Treatment of brain lesions in metastatic melanoma patients remains an ongoing challenge. As the incidence of melanoma has increased, so has the need to confront this problem. We have begun to rethink our approaches, including the screening of appropriate patient populations (overviewed in Table 1). There have been refinements in traditional modalities, such as neurosurgery, as well as development of stereotactic guidance and functional mapping techniques that have enhanced their effectiveness. The evolution of computer-image-guided radiosurgery has further improved treatment options in radioresistant cancers and limited collateral injury to normal tissue structures.
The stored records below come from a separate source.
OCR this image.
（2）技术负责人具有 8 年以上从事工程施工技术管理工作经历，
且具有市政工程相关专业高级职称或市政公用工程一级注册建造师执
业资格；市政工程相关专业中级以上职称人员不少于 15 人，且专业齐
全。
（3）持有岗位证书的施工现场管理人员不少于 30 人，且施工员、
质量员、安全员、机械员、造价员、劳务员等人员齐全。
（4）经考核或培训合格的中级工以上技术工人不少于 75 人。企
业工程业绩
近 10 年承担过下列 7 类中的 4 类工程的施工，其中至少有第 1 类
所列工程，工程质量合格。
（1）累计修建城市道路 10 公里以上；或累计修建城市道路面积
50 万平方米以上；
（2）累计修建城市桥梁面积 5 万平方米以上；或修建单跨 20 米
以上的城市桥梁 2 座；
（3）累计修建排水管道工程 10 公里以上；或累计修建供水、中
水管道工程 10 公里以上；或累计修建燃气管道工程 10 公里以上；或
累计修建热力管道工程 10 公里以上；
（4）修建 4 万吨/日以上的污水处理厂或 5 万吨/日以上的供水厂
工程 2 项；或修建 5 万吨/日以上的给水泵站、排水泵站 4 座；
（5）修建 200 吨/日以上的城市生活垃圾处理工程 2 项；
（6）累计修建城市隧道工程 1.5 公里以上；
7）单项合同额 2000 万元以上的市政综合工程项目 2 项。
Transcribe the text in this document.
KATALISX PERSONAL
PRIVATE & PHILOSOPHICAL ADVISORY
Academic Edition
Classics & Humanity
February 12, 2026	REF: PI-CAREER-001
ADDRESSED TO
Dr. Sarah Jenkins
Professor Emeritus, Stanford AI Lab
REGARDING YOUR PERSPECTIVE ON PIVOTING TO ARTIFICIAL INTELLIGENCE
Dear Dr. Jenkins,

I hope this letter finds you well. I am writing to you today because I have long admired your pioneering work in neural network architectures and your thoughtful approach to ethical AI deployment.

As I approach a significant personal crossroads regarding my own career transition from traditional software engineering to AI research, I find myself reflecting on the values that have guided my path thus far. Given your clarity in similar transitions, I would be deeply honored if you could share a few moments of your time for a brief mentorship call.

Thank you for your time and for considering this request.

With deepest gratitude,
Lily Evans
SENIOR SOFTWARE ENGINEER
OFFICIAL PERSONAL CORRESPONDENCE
Effective sequential or concurrent therapy of CNS metastases and systemic disease has proven to be possible, especially with the development of new and active immunotherapy and targeted therapeutic agents. There remains more work to be done, especially with improving local CNS control at the treated sites (the eventual cause of about 1/3 of mortality), development of new CNS metastases (resulting in another 1/3 of patient deaths), and systemic treatment failures (the remaining 1/3 of patient deaths). Close followup of treated patients is essential, as retreatment of the CNS is frequently possible, with long-term salvage as a potential goal in some patients. With the continuing evolution of therapy and continued clinical trials, hope of an entire new spectrum of therapeutic options is within our grasp. We must remain steadfast in our pursuit of these attainable goals through continued high-quality patient-centered research.